After losing his entire life’s savings to disgraced fund manager Bernard Madoff, 90-year-old Ian Thiermann abandoned retirement and now works the aisles of a grocery store to make ends meet.
Handing out fliers hawking avocados and pork ribs at a supermarket in Ben Lomond, California, Thiermann is one of many facing dramatic lifestyle changes after losing their savings in Madoff’s suspected $50 billion Ponzi scheme.
Thiermann wasn’t even aware he had invested with Madoff until December 15, when a friend who managed his investments called him on the telephone. “He said, ‘I’ve lost everything and you have lost everything.'” For Thiermann, that meant $750,000.
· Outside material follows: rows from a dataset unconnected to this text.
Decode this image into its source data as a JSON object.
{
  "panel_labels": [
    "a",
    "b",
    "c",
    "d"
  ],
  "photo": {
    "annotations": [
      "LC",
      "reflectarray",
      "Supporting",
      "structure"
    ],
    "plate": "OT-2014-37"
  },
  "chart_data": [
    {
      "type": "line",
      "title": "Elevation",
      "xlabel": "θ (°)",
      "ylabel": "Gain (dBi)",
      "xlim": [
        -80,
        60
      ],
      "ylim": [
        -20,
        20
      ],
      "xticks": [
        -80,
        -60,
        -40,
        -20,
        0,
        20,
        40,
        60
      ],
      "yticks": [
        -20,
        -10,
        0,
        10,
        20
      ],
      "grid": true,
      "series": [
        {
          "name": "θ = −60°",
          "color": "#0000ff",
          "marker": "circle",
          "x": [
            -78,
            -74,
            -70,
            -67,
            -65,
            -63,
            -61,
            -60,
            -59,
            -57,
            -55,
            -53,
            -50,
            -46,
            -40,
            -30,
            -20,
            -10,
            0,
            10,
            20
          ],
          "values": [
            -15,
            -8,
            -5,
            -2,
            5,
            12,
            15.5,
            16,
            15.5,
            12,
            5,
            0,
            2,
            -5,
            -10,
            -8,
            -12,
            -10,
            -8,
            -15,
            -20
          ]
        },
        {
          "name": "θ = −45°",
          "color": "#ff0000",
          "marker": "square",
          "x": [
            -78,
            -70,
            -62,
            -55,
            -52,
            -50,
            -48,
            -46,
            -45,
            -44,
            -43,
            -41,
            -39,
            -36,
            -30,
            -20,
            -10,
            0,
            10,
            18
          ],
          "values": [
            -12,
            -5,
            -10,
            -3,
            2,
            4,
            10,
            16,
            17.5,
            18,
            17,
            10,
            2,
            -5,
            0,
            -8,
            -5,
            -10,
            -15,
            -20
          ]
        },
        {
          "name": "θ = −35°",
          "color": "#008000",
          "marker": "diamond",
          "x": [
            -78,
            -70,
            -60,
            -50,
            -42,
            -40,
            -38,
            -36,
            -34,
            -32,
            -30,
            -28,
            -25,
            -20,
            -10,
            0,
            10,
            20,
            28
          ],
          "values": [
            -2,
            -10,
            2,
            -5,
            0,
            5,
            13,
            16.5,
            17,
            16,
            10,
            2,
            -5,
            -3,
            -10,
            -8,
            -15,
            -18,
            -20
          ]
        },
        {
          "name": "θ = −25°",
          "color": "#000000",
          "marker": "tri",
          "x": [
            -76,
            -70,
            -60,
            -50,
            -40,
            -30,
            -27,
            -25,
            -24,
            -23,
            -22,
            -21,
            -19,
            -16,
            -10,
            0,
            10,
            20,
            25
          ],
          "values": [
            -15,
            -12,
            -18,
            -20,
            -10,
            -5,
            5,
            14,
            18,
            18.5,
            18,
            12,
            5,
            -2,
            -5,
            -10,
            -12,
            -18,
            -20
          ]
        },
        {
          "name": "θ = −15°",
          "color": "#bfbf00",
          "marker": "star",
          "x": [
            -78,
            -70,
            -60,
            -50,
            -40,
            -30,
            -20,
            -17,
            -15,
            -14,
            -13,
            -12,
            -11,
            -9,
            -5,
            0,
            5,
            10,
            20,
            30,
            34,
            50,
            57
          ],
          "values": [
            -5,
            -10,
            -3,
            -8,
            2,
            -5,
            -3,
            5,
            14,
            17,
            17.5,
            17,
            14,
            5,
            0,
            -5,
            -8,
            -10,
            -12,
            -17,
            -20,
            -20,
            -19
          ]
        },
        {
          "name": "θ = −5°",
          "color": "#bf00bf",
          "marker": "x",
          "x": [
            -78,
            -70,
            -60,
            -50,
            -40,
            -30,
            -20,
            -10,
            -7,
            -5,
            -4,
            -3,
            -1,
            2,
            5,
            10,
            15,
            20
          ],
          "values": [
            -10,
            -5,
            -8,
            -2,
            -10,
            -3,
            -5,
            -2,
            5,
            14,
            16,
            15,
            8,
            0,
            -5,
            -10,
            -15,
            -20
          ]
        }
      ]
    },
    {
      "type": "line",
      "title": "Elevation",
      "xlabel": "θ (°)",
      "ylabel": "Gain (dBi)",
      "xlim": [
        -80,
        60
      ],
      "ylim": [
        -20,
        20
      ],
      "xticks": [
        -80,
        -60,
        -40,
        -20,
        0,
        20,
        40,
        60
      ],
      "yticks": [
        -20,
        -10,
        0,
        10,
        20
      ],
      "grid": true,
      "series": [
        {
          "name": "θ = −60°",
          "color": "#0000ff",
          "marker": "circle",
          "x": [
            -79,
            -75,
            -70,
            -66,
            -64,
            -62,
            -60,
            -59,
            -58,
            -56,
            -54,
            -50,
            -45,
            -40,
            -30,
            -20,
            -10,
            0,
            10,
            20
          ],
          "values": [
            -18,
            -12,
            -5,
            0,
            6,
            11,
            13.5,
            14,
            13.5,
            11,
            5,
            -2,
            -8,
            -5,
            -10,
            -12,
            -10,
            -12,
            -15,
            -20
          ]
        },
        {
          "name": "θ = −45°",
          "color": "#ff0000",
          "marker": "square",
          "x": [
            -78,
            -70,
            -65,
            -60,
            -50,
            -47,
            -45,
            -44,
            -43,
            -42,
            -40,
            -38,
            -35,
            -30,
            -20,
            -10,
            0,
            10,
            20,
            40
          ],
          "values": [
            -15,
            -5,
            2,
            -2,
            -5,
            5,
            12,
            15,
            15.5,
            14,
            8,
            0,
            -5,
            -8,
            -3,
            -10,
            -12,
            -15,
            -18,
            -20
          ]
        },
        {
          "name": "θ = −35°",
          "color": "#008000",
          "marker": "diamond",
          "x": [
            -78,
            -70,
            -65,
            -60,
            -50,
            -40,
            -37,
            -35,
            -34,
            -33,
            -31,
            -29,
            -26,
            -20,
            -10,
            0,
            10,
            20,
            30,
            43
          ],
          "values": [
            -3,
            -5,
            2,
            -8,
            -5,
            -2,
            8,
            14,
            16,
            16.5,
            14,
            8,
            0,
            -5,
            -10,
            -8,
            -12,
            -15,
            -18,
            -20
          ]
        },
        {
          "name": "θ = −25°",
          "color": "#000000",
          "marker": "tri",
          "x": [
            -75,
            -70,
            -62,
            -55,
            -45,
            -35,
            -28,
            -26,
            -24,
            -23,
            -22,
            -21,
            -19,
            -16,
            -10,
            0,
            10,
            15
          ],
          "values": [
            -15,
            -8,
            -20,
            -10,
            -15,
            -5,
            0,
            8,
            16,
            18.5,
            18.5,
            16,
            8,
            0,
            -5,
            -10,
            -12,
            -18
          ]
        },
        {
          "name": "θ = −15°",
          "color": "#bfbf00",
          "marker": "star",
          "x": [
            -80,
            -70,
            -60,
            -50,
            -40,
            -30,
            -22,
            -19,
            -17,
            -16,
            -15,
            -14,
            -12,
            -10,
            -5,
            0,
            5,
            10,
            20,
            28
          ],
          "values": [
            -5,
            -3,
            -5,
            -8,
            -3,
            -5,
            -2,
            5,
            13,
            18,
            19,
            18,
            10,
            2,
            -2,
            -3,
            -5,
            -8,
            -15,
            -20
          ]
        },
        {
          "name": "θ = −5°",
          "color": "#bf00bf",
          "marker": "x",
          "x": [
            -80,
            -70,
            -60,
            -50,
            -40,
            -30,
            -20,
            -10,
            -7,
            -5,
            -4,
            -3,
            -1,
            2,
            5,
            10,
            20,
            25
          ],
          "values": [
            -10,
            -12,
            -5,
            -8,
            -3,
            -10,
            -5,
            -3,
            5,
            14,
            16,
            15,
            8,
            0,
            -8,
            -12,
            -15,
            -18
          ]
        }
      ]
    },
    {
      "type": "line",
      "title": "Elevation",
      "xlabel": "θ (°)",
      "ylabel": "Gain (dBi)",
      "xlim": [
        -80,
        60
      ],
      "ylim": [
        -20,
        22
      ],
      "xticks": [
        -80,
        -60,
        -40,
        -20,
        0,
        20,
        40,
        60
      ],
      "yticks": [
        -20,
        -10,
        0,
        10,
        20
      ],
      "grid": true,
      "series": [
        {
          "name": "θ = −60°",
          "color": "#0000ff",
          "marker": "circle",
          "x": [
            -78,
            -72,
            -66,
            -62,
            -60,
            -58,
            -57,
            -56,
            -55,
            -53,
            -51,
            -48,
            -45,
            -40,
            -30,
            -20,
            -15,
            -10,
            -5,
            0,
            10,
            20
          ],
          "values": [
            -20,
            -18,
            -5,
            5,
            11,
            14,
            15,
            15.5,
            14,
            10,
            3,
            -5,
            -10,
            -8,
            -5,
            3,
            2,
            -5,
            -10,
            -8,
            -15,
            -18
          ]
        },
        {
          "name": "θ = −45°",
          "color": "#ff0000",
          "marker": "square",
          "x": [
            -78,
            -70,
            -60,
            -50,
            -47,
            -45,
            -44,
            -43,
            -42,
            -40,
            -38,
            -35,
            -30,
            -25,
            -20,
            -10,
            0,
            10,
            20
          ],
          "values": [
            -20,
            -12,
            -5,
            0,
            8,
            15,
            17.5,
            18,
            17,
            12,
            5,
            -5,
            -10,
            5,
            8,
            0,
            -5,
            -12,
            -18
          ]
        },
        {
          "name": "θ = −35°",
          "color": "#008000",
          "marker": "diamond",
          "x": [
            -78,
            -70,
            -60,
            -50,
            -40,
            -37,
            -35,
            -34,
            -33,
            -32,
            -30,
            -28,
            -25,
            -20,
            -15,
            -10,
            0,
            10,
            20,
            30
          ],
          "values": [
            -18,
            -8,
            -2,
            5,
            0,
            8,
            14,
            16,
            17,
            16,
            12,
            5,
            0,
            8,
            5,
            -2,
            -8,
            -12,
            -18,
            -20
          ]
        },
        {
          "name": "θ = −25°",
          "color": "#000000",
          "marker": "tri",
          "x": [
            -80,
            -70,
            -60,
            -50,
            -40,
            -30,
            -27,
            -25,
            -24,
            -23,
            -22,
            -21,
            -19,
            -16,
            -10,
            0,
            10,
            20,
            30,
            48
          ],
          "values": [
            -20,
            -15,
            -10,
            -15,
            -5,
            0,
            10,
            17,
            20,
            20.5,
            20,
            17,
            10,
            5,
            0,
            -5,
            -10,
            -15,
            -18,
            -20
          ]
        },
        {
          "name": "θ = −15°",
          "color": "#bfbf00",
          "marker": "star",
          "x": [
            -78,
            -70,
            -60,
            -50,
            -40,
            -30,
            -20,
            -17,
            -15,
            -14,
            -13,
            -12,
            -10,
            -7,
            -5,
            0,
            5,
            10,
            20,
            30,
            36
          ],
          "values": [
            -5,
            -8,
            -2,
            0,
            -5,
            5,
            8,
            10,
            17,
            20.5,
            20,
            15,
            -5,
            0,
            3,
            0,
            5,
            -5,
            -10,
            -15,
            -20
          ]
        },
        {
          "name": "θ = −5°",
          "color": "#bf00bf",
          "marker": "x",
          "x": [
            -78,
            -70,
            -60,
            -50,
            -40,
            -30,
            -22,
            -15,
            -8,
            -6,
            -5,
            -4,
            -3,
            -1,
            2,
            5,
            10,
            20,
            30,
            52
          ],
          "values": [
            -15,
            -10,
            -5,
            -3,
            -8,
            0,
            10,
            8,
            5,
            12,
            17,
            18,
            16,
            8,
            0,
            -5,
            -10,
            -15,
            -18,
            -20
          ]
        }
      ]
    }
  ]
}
Days after the release of a list of thousands of Madoff customers — from Hall of Fame baseball pitcher Sandy Koufax to actor John Malkovich — a picture is emerging of a scandal that has reverberated far beyond America’s still-wealthy to those who have lost nearly everything.
And swept up in the pain are many who should be savoring the twilight of their lives in peaceful retirement rather than scrambling for a living.
Thiermann, owner of a pest-control company in Los Angeles before retiring 25 years ago, enjoyed returns of 10 to 12 percent each year on his savings for about 15 years regardless of whether markets rose or fell. He lived on those returns, devoting much time to nonprofit work.
“We don’t have any cash reserves now. And we still owe money on our houses,” he said in a telephone interview. He learned of his losses while shopping in a local grocery store with his wife, Terry.